They’d talked about their families, but he hadn’t paid attention to place names and had no idea where Mia’s parents or even her sister lived. If Finland was the size of New Zealand, he could easily spend months scouring the land trying to find her. The only email he had for her was the work email for her old job. He could contact the company and ask for her current contact details. They might at least have Mia’s local phone number.
Izzy stood up and scooped his meal into the compost bin. “You’re right.”
Everything about this terrified him, but he’d figure it out.
Chapter 31
Helsinki-Vantaa airportwelcomed Mia with a sea of people who all looked like her cousins. She trailed through the crowd of blond hair and deep-set eyes, trying to reset her brain to being back home. Back with her own kind.
Her brain resisted so much that she couldn’t even remember where to catch the bus to town. The lady behind the info desk answered her question without a hint of a smile, staring at her computer screen. Mia followed the instructions out the door, towards the right bus stop. People moved out of her way, each avoiding eye contact. Had Helsinki always been this hostile?
A blast of freezing December air hit her face, the chill instantly penetrating her light clothing, digging through to her bones. She’d bought a scarf in duty free to lessen the blow, but she was essentially dressed for New Zealand summer. She adjusted the guitar bag on her shoulder, grateful for the way it shielded her back from the wind.
Thankfully, the bus arrived, taking her downtown, close enough to her sister’s address. It was the only place she could go. Her parents lived a three-hour drive way, and she needed somewhere to crash.
Mia scrambled out of the bus, onto the snow-covered footpath. At four pm the sun had already disappeared behind the tall buildings, having likely spent all day hiding behind a thick layer of clouds. The streetlights glowed their artificial orange light and pedestrians trotted along in their parkas and winter boots. Mia glanced at her white tennis shoes, already wet from the melting snow. She’d emailed her sister to let her know she’d arrived. Kati was having contractions again. Maybe this was real labour. Her message had been so short Mia imagined she’d dictated it to her husband in-between unbearable pain and had assured them she would make her own way from the airport.
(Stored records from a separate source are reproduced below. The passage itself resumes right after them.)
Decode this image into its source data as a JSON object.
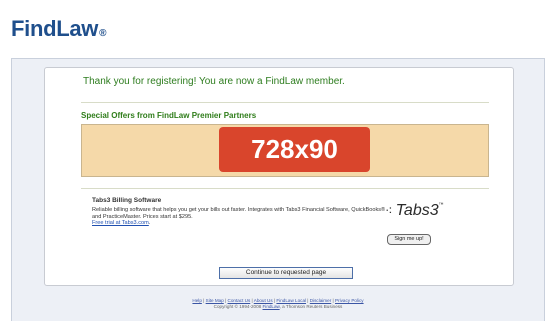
{
  "header": {
    "logo_text": "FindLaw",
    "logo_mark": "®"
  },
  "confirmation": {
    "message": "Thank you for registering! You are now a FindLaw member."
  },
  "offers": {
    "title": "Special Offers from FindLaw Premier Partners",
    "banner_text": "728x90"
  },
  "ad": {
    "title": "Tabs3 Billing Software",
    "description": "Reliable billing software that helps you get your bills out faster.  Integrates with Tabs3 Financial Software, QuickBooks® and PracticeMaster.  Prices start at $295.",
    "link_text": "Free trial at Tabs3.com",
    "link_suffix": ".",
    "logo_text": "Tabs3",
    "logo_tm": "™",
    "signup_label": "Sign me up!"
  },
  "continue_label": "Continue to requested page",
  "footer": {
    "links": [
      "Help",
      "Site Map",
      "Contact Us",
      "About Us",
      "FindLaw Local",
      "Disclaimer",
      "Privacy Policy"
    ],
    "copyright_prefix": "Copyright © 1994-2008",
    "copyright_link": "FindLaw",
    "copyright_suffix": ", a Thomson Reuters Business"
  },
  "colors": {
    "brand": "#1f4f8c",
    "accent_green": "#2e7d1f",
    "banner_red": "#d9452c",
    "banner_bg": "#f5d9a9"
  }
}
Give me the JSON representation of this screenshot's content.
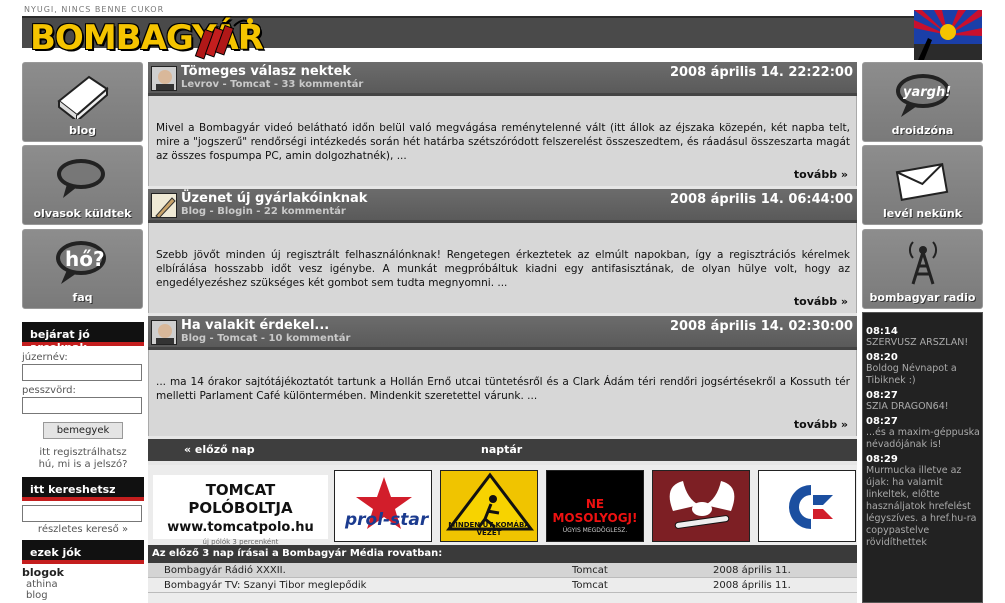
{
  "header": {
    "tagline": "NYUGI, NINCS BENNE CUKOR",
    "logo_text": "BOMBAGYÁR"
  },
  "left_nav": [
    {
      "label": "blog",
      "icon": "book-icon"
    },
    {
      "label": "olvasok küldtek",
      "icon": "speech-bubble-icon"
    },
    {
      "label": "faq",
      "icon": "question-bubble-icon"
    }
  ],
  "right_nav": [
    {
      "label": "droidzóna",
      "icon": "yargh-bubble-icon",
      "icon_text": "yargh!"
    },
    {
      "label": "levél nekünk",
      "icon": "envelope-icon"
    },
    {
      "label": "bombagyar radio",
      "icon": "radio-tower-icon"
    }
  ],
  "login": {
    "title": "bejárat jó arcoknak",
    "user_label": "júzernév:",
    "pass_label": "pesszvörd:",
    "button": "bemegyek",
    "link1": "itt regisztrálhatsz",
    "link2": "hú, mi is a jelszó?"
  },
  "search": {
    "title": "itt kereshetsz",
    "link": "részletes kereső »"
  },
  "these": {
    "title": "ezek jók",
    "heading": "blogok",
    "items": [
      "athina",
      "blog"
    ]
  },
  "posts": [
    {
      "title": "Tömeges válasz nektek",
      "meta": "Levrov - Tomcat - 33 kommentár",
      "date": "2008 április 14. 22:22:00",
      "body": "Mivel a Bombagyár videó belátható időn belül való megvágása reménytelenné vált (itt állok az éjszaka közepén, két napba telt, mire a \"jogszerű\" rendőrségi intézkedés során hét határba szétszóródott felszerelést összeszedtem, és ráadásul összeszarta magát az összes fospumpa PC, amin dolgozhatnék), ...",
      "more": "tovább »"
    },
    {
      "title": "Üzenet új gyárlakóinknak",
      "meta": "Blog - Blogin - 22 kommentár",
      "date": "2008 április 14. 06:44:00",
      "body": "Szebb jövőt minden új regisztrált felhasználónknak! Rengetegen érkeztetek az elmúlt napokban, így a regisztrációs kérelmek elbírálása hosszabb időt vesz igénybe. A munkát megpróbáltuk kiadni egy antifasisztának, de olyan hülye volt, hogy az engedélyezéshez szükséges két gombot sem tudta megnyomni. ...",
      "more": "tovább »"
    },
    {
      "title": "Ha valakit érdekel...",
      "meta": "Blog - Tomcat - 10 kommentár",
      "date": "2008 április 14. 02:30:00",
      "body": "... ma 14 órakor sajtótájékoztatót tartunk a Hollán Ernő utcai tüntetésről és a Clark Ádám téri rendőri jogsértésekről a Kossuth tér melletti Parlament Café különtermében. Mindenkit szeretettel várunk. ...",
      "more": "tovább »"
    }
  ],
  "pager": {
    "prev": "« előző nap",
    "calendar": "naptár"
  },
  "banners": {
    "tomcat_title": "TOMCAT POLÓBOLTJA",
    "tomcat_url": "www.tomcatpolo.hu",
    "tomcat_sub": "új pólók 3 percenként",
    "prolstar": "prol-star",
    "warning_text": "MINDEN ÚT KOMÁBA VEZET",
    "nemosolyog": "NE MOSOLYOGJ!",
    "nemosolyog_sub": "ÚGYIS MEGDÖGLESZ."
  },
  "recent": {
    "heading": "Az előző 3 nap írásai a Bombagyár Média rovatban:",
    "rows": [
      {
        "title": "Bombagyár Rádió XXXII.",
        "author": "Tomcat",
        "date": "2008 április 11."
      },
      {
        "title": "Bombagyár TV: Szanyi Tibor meglepődik",
        "author": "Tomcat",
        "date": "2008 április 11."
      }
    ]
  },
  "chat": [
    {
      "time": "08:14",
      "msg": "SZERVUSZ ARSZLAN!"
    },
    {
      "time": "08:20",
      "msg": "Boldog Névnapot a Tibiknek :)"
    },
    {
      "time": "08:27",
      "msg": "SZIA DRAGON64!"
    },
    {
      "time": "08:27",
      "msg": "...és a maxim-géppuska névadójának is!"
    },
    {
      "time": "08:29",
      "msg": "Murmucka illetve az újak: ha valamit linkeltek, előtte használjatok hrefelést légyszíves. a href.hu-ra copypastelve rövidíthettek"
    }
  ],
  "colors": {
    "accent_red": "#c41e1e",
    "logo_yellow": "#f5c400",
    "tile_grey": "#8d8d8d"
  }
}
Giving up her flat before travelling may not have been the best choice, but it had been the only way she could afford the trip. Now the cold reality hit her, along with the icy wind. She no longer had a home.
Mia tightened her woefully inadequate denim jacket around her chest and rearranged the scarf around her neck. Without much luggage, she could move fast, weaving through the foot traffic, rushing past the early 19thcentury apartment buildings with their arched doorways and gated entrances leading to exclusive inner courtyards. This was the rather fancy part of Helsinki, the part where you didn’t have to see the boxy, seventies architecture, and one where she couldn’t afford to live.
She located the building entrance and buzzed the intercom, her finger so numb she couldn’t feel the metal button against her skin. After a moment, the speaker crackled to life and someone buzzed her in. The dry, stale air in the stairwell brought back memories of Mikko’s apartment. She hadn’t messaged him yet, but noticed two meetings in her online calendar under the new email she’d opened in New Zealand.
Kati opened the door on the first ring. Mia leapt to her arms, startled by the size of her belly. Of course it was huge.
“Oh, my God! Do you need to lie down or something?” Mia followed her to the beautifully decorated lounge.
“No. All good,” Kati panted. “Sorry, I have to focus.”
Her husband, Tommi, appeared from the kitchen with a bowl of noodles. He set it on the coffee table and escorted his wife back to the couch. “She’s doing the hypnobirthing thing,” he explained Mia. “They said it’s better if you don’t try to have conversations or really pay attention to other people.”
“No problem.” Mia smiled. “I can look after myself. Don’t mind me.”
A phone screen on the table had a timer running. Kati glanced at it. “Still five minutes apart,” she whispered, glancing at the noodles. “No oranges?”
Tommi ran back to the kitchen, a harried look in his eyes. In his corduroy pants and long hair, he looked every bit the sculptor Mia remembered. She’d always thought it both cool and unsettling that her sister had fallen in love with an artist. Starving artist, they’d joked, one Kati had been supporting with her teacher’s salary. But now, walking around their three-bedroom apartment, Mia sensed a shift. Most of the old student flat furniture had been upgraded, and Tommi’s sculptures adorned every surface. The delicate figures would surely be destroyed by the baby that was making its way into the world right now.